Prime Minister Julia Gillard, who is facing plunging support and speculation of a leadership challenge, said she would seek to amend Australia's migration law to enable the government to push through the troubled policy.
Under the plan, up to 800 boatpeople would be sent to Malaysia while Canberra would accept 4,000 of Kuala Lumpur's registered refugees for resettlement in Australia over four years.
"We are determined to pursue the arrangement we have made with Malaysia," Gillard told a press conference.
The prime minister said the broad amendments would allow for asylum-seekers, including unaccompanied minors, to be sent to Malaysia as well as another processing centre in Papua New Guinea.
"The amendments... will restore to executive government the ability to make the arrangements that it sees fit for the transfer and processing of asylum seekers in third countries," Gillard said.
Australia is pushing for a regional solution to stop people-smugglers bringing asylum-seekers into its waters and believes that transferring boatpeople to Malaysia for processing would act as a deterrent.

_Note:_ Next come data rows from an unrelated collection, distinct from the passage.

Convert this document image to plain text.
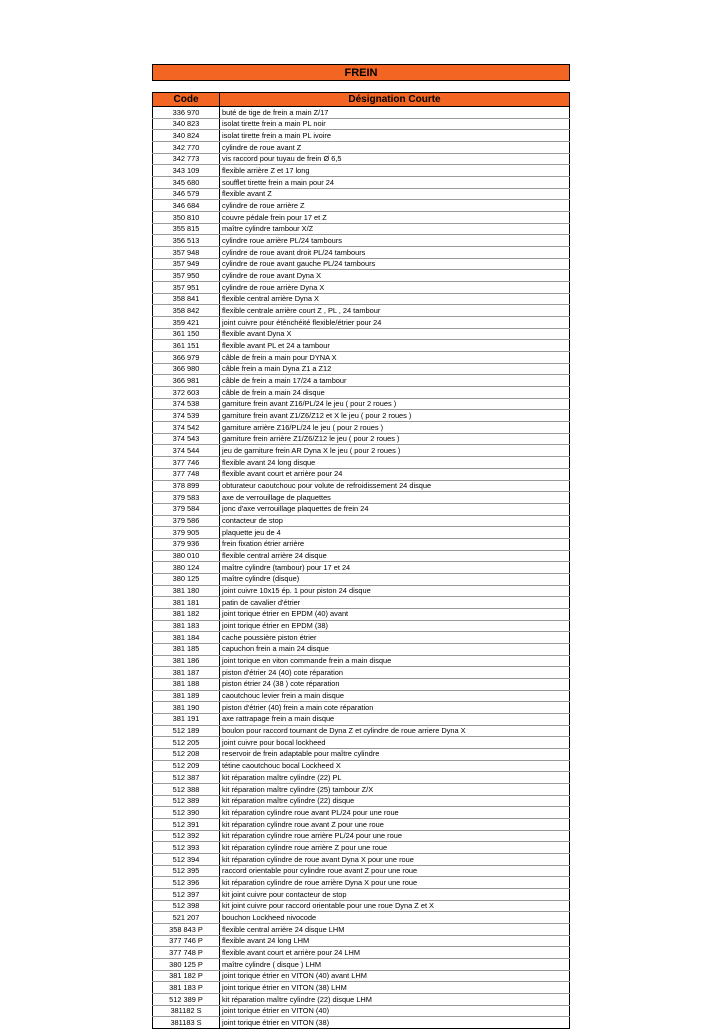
FREIN
Code	Désignation Courte
336 970	buté de tige de frein a main Z/17
340 823	isolat tirette frein a main PL noir
340 824	isolat tirette frein a main PL ivoire
342 770	cylindre de roue avant Z
342 773	vis raccord pour tuyau de frein Ø 6,5
343 109	flexible arrière Z et 17 long
345 680	soufflet tirette frein a main pour 24
346 579	flexible avant Z
346 684	cylindre de roue arrière Z
350 810	couvre pédale frein pour 17 et Z
355 815	maître cylindre tambour X/Z
356 513	cylindre roue arrière PL/24 tambours
357 948	cylindre de roue avant droit PL/24 tambours
357 949	cylindre de roue avant gauche PL/24 tambours
357 950	cylindre de roue avant Dyna X
357 951	cylindre de roue arrière Dyna X
358 841	flexible central arrière Dyna X
358 842	flexible centrale arrière court Z , PL , 24 tambour
359 421	joint cuivre pour éténchéité flexible/étrier pour 24
361 150	flexible avant Dyna X
361 151	flexible avant PL et 24 a tambour
366 979	câble de frein a main pour DYNA X
366 980	câble frein a main Dyna Z1 a Z12
366 981	câble de frein a main 17/24 a tambour
372 603	câble de frein a main 24 disque
374 538	garniture frein avant Z16/PL/24 le jeu ( pour 2 roues )
374 539	garniture frein avant Z1/Z6/Z12 et X le jeu ( pour 2 roues )
374 542	garniture arrière Z16/PL/24 le jeu ( pour 2 roues )
374 543	garniture frein arrière Z1/Z6/Z12 le jeu ( pour 2 roues )
374 544	jeu de garniture frein AR Dyna X le jeu ( pour 2 roues )
377 746	flexible avant 24 long disque
377 748	flexible avant court et arrière pour 24
378 899	obturateur caoutchouc pour volute de refroidissement 24 disque
379 583	axe de verrouillage de plaquettes
379 584	jonc d'axe verrouillage plaquettes de frein 24
379 586	contacteur de stop
379 905	plaquette jeu de 4
379 936	frein fixation étrier arrière
380 010	flexible central arrière 24 disque
380 124	maître cylindre (tambour) pour 17 et 24
380 125	maître cylindre (disque)
381 180	joint cuivre 10x15 ép. 1 pour piston 24 disque
381 181	patin de cavalier d'étrier
381 182	joint torique étrier en EPDM (40) avant
381 183	joint torique étrier en EPDM (38)
381 184	cache poussière piston étrier
381 185	capuchon frein a main 24 disque
381 186	joint torique en viton commande frein a main disque
381 187	piston d'étrier 24 (40) cote réparation
381 188	piston étrier 24 (38 ) cote réparation
381 189	caoutchouc levier frein a main disque
381 190	piston d'étrier (40) frein a main cote réparation
381 191	axe rattrapage frein a main disque
512 189	boulon pour raccord tournant de Dyna Z et cylindre de roue arriere Dyna X
512 205	joint cuivre pour bocal lockheed
512 208	reservoir de frein adaptable pour maître cylindre
512 209	tétine caoutchouc bocal Lockheed X
512 387	kit réparation maître cylindre (22) PL
512 388	kit réparation maître cylindre (25) tambour Z/X
512 389	kit réparation maître cylindre (22) disque
512 390	kit réparation cylindre roue avant PL/24 pour une roue
512 391	kit réparation cylindre roue avant Z pour une roue
512 392	kit réparation cylindre roue arrière PL/24 pour une roue
512 393	kit réparation cylindre roue arrière Z pour une roue
512 394	kit réparation cylindre de roue avant Dyna X pour une roue
512 395	raccord orientable pour cylindre roue avant Z pour une roue
512 396	kit réparation cylindre de roue arrière Dyna X pour une roue
512 397	kit joint cuivre pour contacteur de stop
512 398	kit joint cuivre pour raccord orientable pour une roue Dyna Z et X
521 207	bouchon Lockheed nivocode
358 843 P	flexible central arrière 24 disque LHM
377 746 P	flexible avant 24 long LHM
377 748 P	flexible avant court et arrière pour 24 LHM
380 125 P	maître cylindre ( disque ) LHM
381 182 P	joint torique étrier en VITON (40) avant LHM
381 183 P	joint torique étrier en VITON (38) LHM
512 389 P	kit réparation maître cylindre (22) disque LHM
381182 S	joint torique étrier en VITON (40)
381183 S	joint torique étrier en VITON (38)
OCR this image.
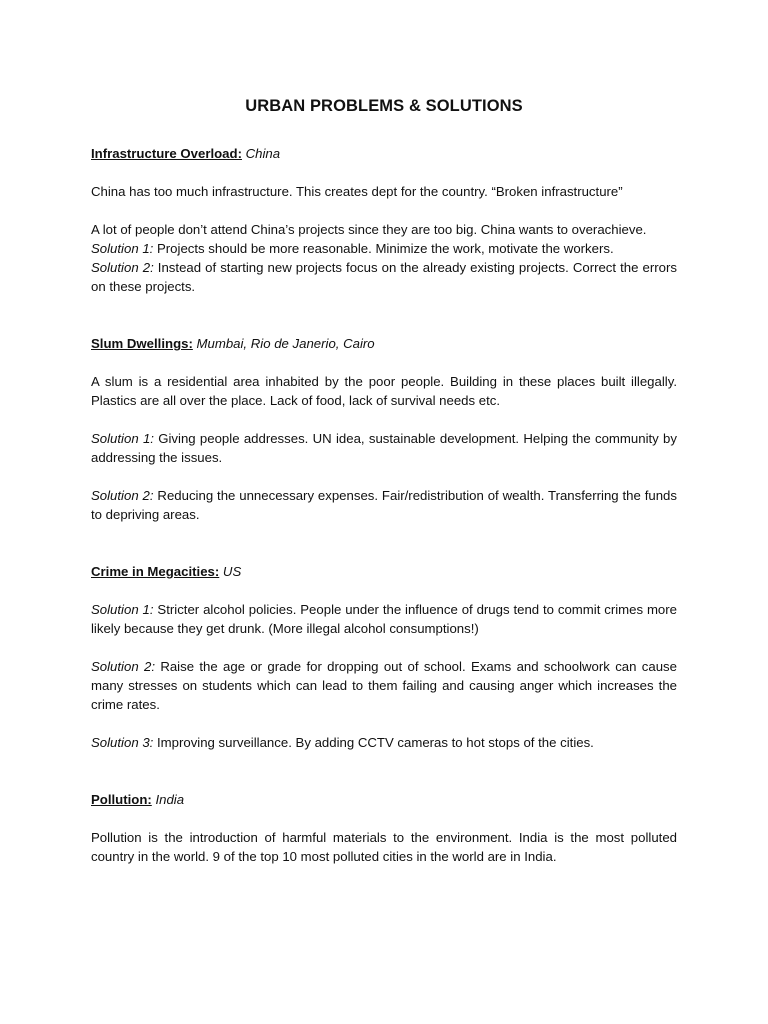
URBAN PROBLEMS & SOLUTIONS
Infrastructure Overload: China

China has too much infrastructure. This creates dept for the country. “Broken infrastructure”

A lot of people don’t attend China’s projects since they are too big. China wants to overachieve.

Solution 1: Projects should be more reasonable. Minimize the work, motivate the workers.

Solution 2: Instead of starting new projects focus on the already existing projects. Correct the errors on these projects.

Slum Dwellings: Mumbai, Rio de Janerio, Cairo

A slum is a residential area inhabited by the poor people. Building in these places built illegally. Plastics are all over the place. Lack of food, lack of survival needs etc.

Solution 1: Giving people addresses. UN idea, sustainable development. Helping the community by addressing the issues.

Solution 2: Reducing the unnecessary expenses. Fair/redistribution of wealth. Transferring the funds to depriving areas.

Crime in Megacities: US

Solution 1: Stricter alcohol policies. People under the influence of drugs tend to commit crimes more likely because they get drunk. (More illegal alcohol consumptions!)

Solution 2: Raise the age or grade for dropping out of school. Exams and schoolwork can cause many stresses on students which can lead to them failing and causing anger which increases the crime rates.

Solution 3: Improving surveillance. By adding CCTV cameras to hot stops of the cities.

Pollution: India

Pollution is the introduction of harmful materials to the environment. India is the most polluted country in the world. 9 of the top 10 most polluted cities in the world are in India.
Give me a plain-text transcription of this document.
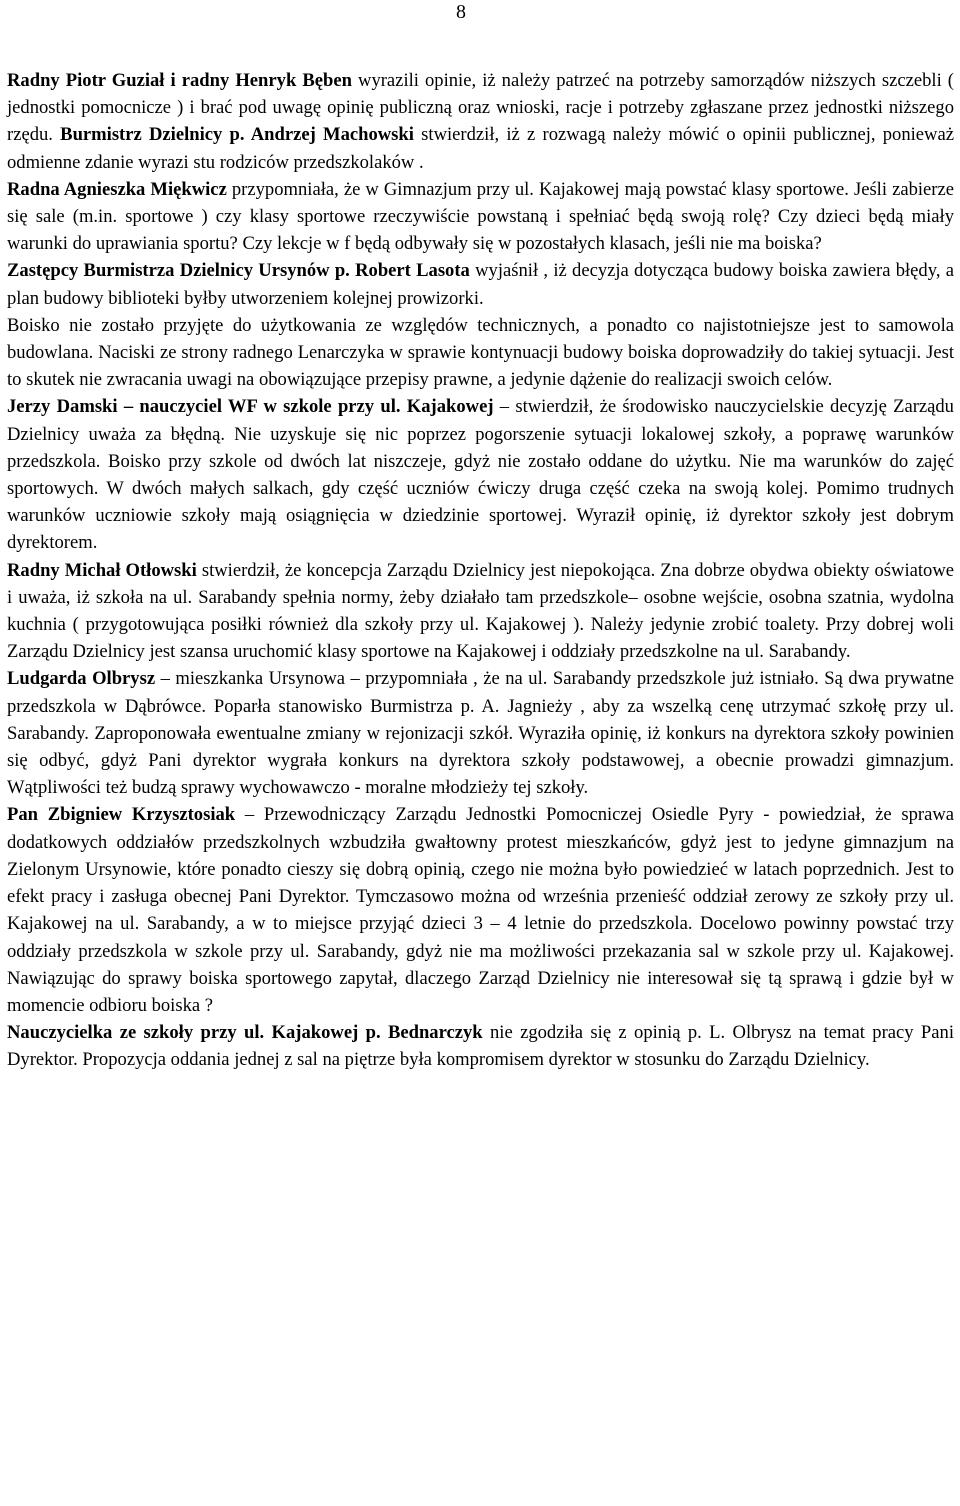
8

Radny Piotr Guział i radny Henryk Bęben wyrazili opinie, iż należy patrzeć na potrzeby samorządów niższych szczebli ( jednostki pomocnicze ) i brać pod uwagę opinię publiczną oraz wnioski, racje i potrzeby zgłaszane przez jednostki niższego rzędu. Burmistrz Dzielnicy p. Andrzej Machowski stwierdził, iż z rozwagą należy mówić o opinii publicznej, ponieważ odmienne zdanie wyrazi stu rodziców przedszkolaków .

Radna Agnieszka Miękwicz przypomniała, że w Gimnazjum przy ul. Kajakowej mają powstać klasy sportowe. Jeśli zabierze się sale (m.in. sportowe ) czy klasy sportowe rzeczywiście powstaną i spełniać będą swoją rolę? Czy dzieci będą miały warunki do uprawiania sportu? Czy lekcje w f będą odbywały się w pozostałych klasach, jeśli nie ma boiska?

Zastępcy Burmistrza Dzielnicy Ursynów p. Robert Lasota wyjaśnił , iż decyzja dotycząca budowy boiska zawiera błędy, a plan budowy biblioteki byłby utworzeniem kolejnej prowizorki.

Boisko nie zostało przyjęte do użytkowania ze względów technicznych, a ponadto co najistotniejsze jest to samowola budowlana. Naciski ze strony radnego Lenarczyka w sprawie kontynuacji budowy boiska doprowadziły do takiej sytuacji. Jest to skutek nie zwracania uwagi na obowiązujące przepisy prawne, a jedynie dążenie do realizacji swoich celów.

Jerzy Damski – nauczyciel WF w szkole przy ul. Kajakowej – stwierdził, że środowisko nauczycielskie decyzję Zarządu Dzielnicy uważa za błędną. Nie uzyskuje się nic poprzez pogorszenie sytuacji lokalowej szkoły, a poprawę warunków przedszkola. Boisko przy szkole od dwóch lat niszczeje, gdyż nie zostało oddane do użytku. Nie ma warunków do zajęć sportowych. W dwóch małych salkach, gdy część uczniów ćwiczy druga część czeka na swoją kolej. Pomimo trudnych warunków uczniowie szkoły mają osiągnięcia w dziedzinie sportowej. Wyraził opinię, iż dyrektor szkoły jest dobrym dyrektorem.

Radny Michał Otłowski stwierdził, że koncepcja Zarządu Dzielnicy jest niepokojąca. Zna dobrze obydwa obiekty oświatowe i uważa, iż szkoła na ul. Sarabandy spełnia normy, żeby działało tam przedszkole– osobne wejście, osobna szatnia, wydolna kuchnia ( przygotowująca posiłki również dla szkoły przy ul. Kajakowej ). Należy jedynie zrobić toalety. Przy dobrej woli Zarządu Dzielnicy jest szansa uruchomić klasy sportowe na Kajakowej i oddziały przedszkolne na ul. Sarabandy.

Ludgarda Olbrysz – mieszkanka Ursynowa – przypomniała , że na ul. Sarabandy przedszkole już istniało. Są dwa prywatne przedszkola w Dąbrówce. Poparła stanowisko Burmistrza p. A. Jagnieży , aby za wszelką cenę utrzymać szkołę przy ul. Sarabandy. Zaproponowała ewentualne zmiany w rejonizacji szkół. Wyraziła opinię, iż konkurs na dyrektora szkoły powinien się odbyć, gdyż Pani dyrektor wygrała konkurs na dyrektora szkoły podstawowej, a obecnie prowadzi gimnazjum. Wątpliwości też budzą sprawy wychowawczo - moralne młodzieży tej szkoły.

Pan Zbigniew Krzysztosiak – Przewodniczący Zarządu Jednostki Pomocniczej Osiedle Pyry - powiedział, że sprawa dodatkowych oddziałów przedszkolnych wzbudziła gwałtowny protest mieszkańców, gdyż jest to jedyne gimnazjum na Zielonym Ursynowie, które ponadto cieszy się dobrą opinią, czego nie można było powiedzieć w latach poprzednich. Jest to efekt pracy i zasługa obecnej Pani Dyrektor. Tymczasowo można od września przenieść oddział zerowy ze szkoły przy ul. Kajakowej na ul. Sarabandy, a w to miejsce przyjąć dzieci 3 – 4 letnie do przedszkola. Docelowo powinny powstać trzy oddziały przedszkola w szkole przy ul. Sarabandy, gdyż nie ma możliwości przekazania sal w szkole przy ul. Kajakowej. Nawiązując do sprawy boiska sportowego zapytał, dlaczego Zarząd Dzielnicy nie interesował się tą sprawą i gdzie był w momencie odbioru boiska ?

Nauczycielka ze szkoły przy ul. Kajakowej p. Bednarczyk nie zgodziła się z opinią p. L. Olbrysz na temat pracy Pani Dyrektor. Propozycja oddania jednej z sal na piętrze była kompromisem dyrektor w stosunku do Zarządu Dzielnicy.
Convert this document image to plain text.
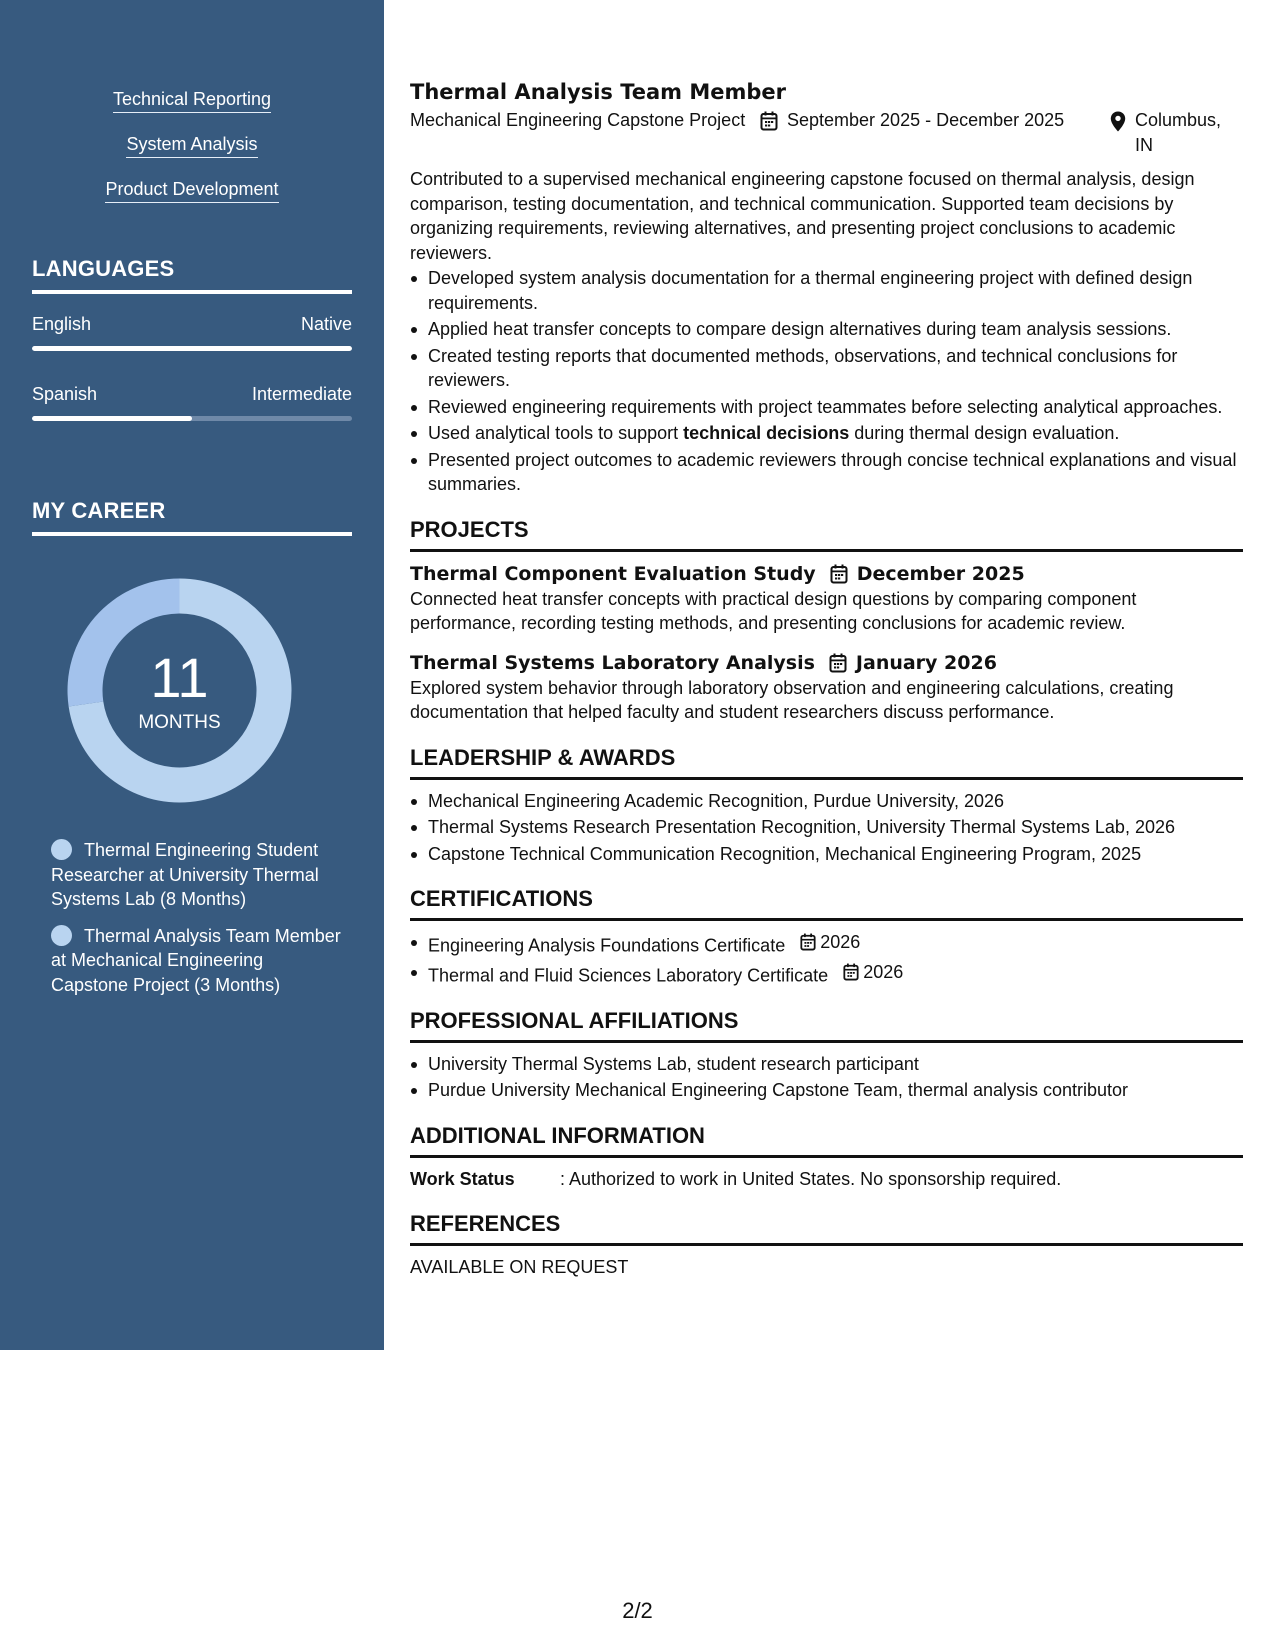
Technical Reporting
System Analysis
Product Development
LANGUAGES
English	Native
Spanish	Intermediate
MY CAREER
11
MONTHS
Thermal Engineering Student Researcher at University Thermal Systems Lab (8 Months)
Thermal Analysis Team Member at Mechanical Engineering Capstone Project (3 Months)
Thermal Analysis Team Member
Mechanical Engineering Capstone Project	September 2025 - December 2025	Columbus, IN
Contributed to a supervised mechanical engineering capstone focused on thermal analysis, design comparison, testing documentation, and technical communication. Supported team decisions by organizing requirements, reviewing alternatives, and presenting project conclusions to academic reviewers.
Developed system analysis documentation for a thermal engineering project with defined design requirements.
Applied heat transfer concepts to compare design alternatives during team analysis sessions.
Created testing reports that documented methods, observations, and technical conclusions for reviewers.
Reviewed engineering requirements with project teammates before selecting analytical approaches.
Used analytical tools to support technical decisions during thermal design evaluation.
Presented project outcomes to academic reviewers through concise technical explanations and visual summaries.
PROJECTS
Thermal Component Evaluation Study December 2025
Connected heat transfer concepts with practical design questions by comparing component performance, recording testing methods, and presenting conclusions for academic review.
Thermal Systems Laboratory Analysis January 2026
Explored system behavior through laboratory observation and engineering calculations, creating documentation that helped faculty and student researchers discuss performance.
LEADERSHIP & AWARDS
Mechanical Engineering Academic Recognition, Purdue University, 2026
Thermal Systems Research Presentation Recognition, University Thermal Systems Lab, 2026
Capstone Technical Communication Recognition, Mechanical Engineering Program, 2025
CERTIFICATIONS
Engineering Analysis Foundations Certificate 2026
Thermal and Fluid Sciences Laboratory Certificate 2026
PROFESSIONAL AFFILIATIONS
University Thermal Systems Lab, student research participant
Purdue University Mechanical Engineering Capstone Team, thermal analysis contributor
ADDITIONAL INFORMATION
Work Status	: Authorized to work in United States. No sponsorship required.
REFERENCES
AVAILABLE ON REQUEST
2/2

Rights activists have criticised the so-called Malaysia Solution, accusing Australia of offloading its obligations to refugees and sending vulnerable people to a country that is not a signatory to the UN convention for refugees.
The politically divisive issue, as well as a backflip on the introduction of a pollution tax, have helped drive Gillard's disapproval rating to 62 percent, according to a Nielson poll published Monday.
The High Court last month froze the deal before it could be implemented, saying the government could not send asylum-seekers to countries not legally bound to adequately protect them.
The government argued the ruling effectively rewrote the law, invalidating legislation passed in 2001 which was used to send asylum-seekers to Papua New Guinea and the tiny Pacific state of Nauru.
Gillard said the amendments would simply restore the understanding of the Migration Act that existed prior to the High Court's decision.
But refugee groups condemned Canberra's new strategy to revive the deal.
Ian Rintoul from the Refugee Action Coalition said Australia was "wilfully and blatantly subverting the Refugee Convention and its obligation to asylum-seekers and refugees".
Lawyer David Manne, who brought the High Court challenge that forced the amendments, said he would not rule out another legal challenge to again block the refugee swap.
"It is extremely disappointing to see the government proposing to circumvent the High Court's ruling instead of getting on with the job of playing by the rules that we signed up to under the Refugees Convention," he told AFP.
Canberra's response comes as a Victorian state court prepares to review people-smuggling laws after lawyers for 12 Indonesian men accused of the crime argued they should not face charges because they were assisting asylum-seekers who had a legal right to come to Australia.